Il costo, nella maggior parte dei casi, si aggira attorno ai dieci euro al mese. La differenza nel costo rispetto agli abbonamenti standard è dovuta, non solo all’illiceità dei siti, ma anche alla riduzione della qualità audio-video in quanto i segnali devono forzatamente essere criptate tramite compressione MPEG4.
Da qui si comprende il motivo per cui, nonostante la forte opposizione messa in atto dalle forze dell’ordine, questi fenomeni siano caratterizzate da una crescita inesausta. L’archetipo storico di questi servizi, anche se era ancora un prototipo con un singolo tema (di natura esclusivamente sportiva) è Rojadirecta.

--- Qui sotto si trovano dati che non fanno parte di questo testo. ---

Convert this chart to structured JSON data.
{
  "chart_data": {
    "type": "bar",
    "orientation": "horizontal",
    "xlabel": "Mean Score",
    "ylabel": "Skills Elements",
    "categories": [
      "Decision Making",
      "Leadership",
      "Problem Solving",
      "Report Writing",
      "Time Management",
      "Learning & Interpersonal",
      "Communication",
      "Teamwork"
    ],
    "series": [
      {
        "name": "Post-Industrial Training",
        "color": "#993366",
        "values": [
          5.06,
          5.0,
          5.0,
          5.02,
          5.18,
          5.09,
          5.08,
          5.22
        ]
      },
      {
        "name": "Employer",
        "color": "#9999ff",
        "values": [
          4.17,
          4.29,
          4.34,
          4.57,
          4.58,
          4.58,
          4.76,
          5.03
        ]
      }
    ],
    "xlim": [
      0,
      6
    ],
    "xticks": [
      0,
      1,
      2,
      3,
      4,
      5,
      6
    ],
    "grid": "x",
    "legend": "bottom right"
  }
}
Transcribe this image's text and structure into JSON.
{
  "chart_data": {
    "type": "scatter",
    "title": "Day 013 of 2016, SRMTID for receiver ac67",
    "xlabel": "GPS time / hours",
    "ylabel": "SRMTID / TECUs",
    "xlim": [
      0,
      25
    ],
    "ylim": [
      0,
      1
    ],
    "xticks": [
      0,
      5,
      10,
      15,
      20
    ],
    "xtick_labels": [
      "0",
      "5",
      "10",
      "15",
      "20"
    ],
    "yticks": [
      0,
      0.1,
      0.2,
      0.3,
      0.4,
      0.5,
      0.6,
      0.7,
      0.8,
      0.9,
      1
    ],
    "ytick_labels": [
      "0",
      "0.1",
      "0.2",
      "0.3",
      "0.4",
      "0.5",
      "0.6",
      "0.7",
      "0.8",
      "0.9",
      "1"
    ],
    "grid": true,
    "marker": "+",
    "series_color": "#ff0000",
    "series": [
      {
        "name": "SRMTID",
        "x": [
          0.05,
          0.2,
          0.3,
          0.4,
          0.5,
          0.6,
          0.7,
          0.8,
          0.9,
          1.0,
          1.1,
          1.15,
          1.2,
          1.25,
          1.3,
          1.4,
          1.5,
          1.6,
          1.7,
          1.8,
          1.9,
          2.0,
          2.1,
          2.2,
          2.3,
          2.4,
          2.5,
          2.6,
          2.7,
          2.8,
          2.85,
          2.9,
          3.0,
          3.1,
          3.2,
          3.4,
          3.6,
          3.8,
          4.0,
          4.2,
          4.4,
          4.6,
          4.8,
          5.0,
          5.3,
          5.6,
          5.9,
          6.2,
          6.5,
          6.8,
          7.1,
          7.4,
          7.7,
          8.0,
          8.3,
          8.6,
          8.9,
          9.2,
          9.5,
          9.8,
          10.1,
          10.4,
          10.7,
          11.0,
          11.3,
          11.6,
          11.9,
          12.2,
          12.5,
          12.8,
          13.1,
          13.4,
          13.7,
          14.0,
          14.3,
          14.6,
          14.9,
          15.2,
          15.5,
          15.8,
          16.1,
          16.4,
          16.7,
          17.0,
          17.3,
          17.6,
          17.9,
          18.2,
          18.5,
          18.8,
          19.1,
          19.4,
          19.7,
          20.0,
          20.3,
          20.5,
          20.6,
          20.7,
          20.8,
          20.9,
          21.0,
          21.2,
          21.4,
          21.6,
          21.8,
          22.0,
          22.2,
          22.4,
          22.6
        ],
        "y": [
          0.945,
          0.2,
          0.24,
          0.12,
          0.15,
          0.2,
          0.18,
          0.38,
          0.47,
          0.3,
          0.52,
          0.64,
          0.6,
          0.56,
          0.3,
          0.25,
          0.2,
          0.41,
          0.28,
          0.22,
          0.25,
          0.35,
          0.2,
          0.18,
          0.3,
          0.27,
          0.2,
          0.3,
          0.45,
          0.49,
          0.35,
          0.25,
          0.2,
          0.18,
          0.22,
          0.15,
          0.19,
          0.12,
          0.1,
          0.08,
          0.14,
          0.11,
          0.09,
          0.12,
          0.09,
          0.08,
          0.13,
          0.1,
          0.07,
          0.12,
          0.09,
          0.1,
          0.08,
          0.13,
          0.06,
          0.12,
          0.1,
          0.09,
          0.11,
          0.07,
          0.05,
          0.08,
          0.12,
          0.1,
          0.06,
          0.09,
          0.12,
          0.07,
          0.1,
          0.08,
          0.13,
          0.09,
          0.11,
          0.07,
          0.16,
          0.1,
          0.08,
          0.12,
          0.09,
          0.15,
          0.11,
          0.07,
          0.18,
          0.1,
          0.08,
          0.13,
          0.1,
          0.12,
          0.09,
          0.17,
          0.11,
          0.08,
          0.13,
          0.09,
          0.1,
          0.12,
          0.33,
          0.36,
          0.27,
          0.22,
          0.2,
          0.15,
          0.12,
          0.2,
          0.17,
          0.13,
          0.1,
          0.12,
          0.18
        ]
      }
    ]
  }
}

Il sito è rimasto online dal 2005 fino al 2016. A ottobre di quell’anno, infatti, il fondatore, Igor Seoane, è stato arrestato a La Coruña durante un processo in cui figurava come testimone. In realtà il sito è rimasto sulla rete in forma di etere digitale grazie ai vari mirror sparsi per il web.
Ad oggi il quadro si è fatto più complicato poiché oltre al broadcast dei canali delle PayTv (che in Italia sono rappresentate soprattutto da Sky e da Mediaset Premium) è stata anche addizionata la possibilità di avere accesso ai contenuti della famosa piattaforma di streaming online Netflix
, cosa che ha aumentato ancora in misura maggiore la sfera di pubblico interessata ad abbonarsi a questo servizio.La questione che ci preme sottolineare è che i consumatori che decidono di accedere a questi servizi spesso non sono consci del fatto che abbonarsi alle IPTV è un atto illegale di rilevanza penale, ovverosia un reato. Assolutamente sì, infatti, se fino al settembre 2017 la sanzione per l’atto illecito era di carattere amministrativo e la pena consisteva solo in una multa di 154€, adesso la legislazione è cambiata.
Infatti la Corte di Cassazione con la sentenza 46443/2017 ha sancito la sanzione in caso di violazione della legge. Il precedente ha avuto una sentenza, pronunciata nei confronti di un palermitano 52enne, il quale aveva montato nella propria abitazione privata una smartcard non originale. Questa condanna ha stabilito che a seguito di una violazione del copyright, a rispondere è anche l’utente finale tramite una multa che va da 2.582€ a 25.822€ e tramite una pena detentiva che va dai 6 mesi ai 3 anni.
Il pugno di ferro che viene adottato correntemente nei confronti di questo genere di reati è dovuto a una sequela che ha visto le PayTv combattere tenacemente per tenere a galla il proprio business dato che i siti in questione sono chiaramente entità che agiscono, non solo illecitamente, ma creano anche una concorrenza sleale.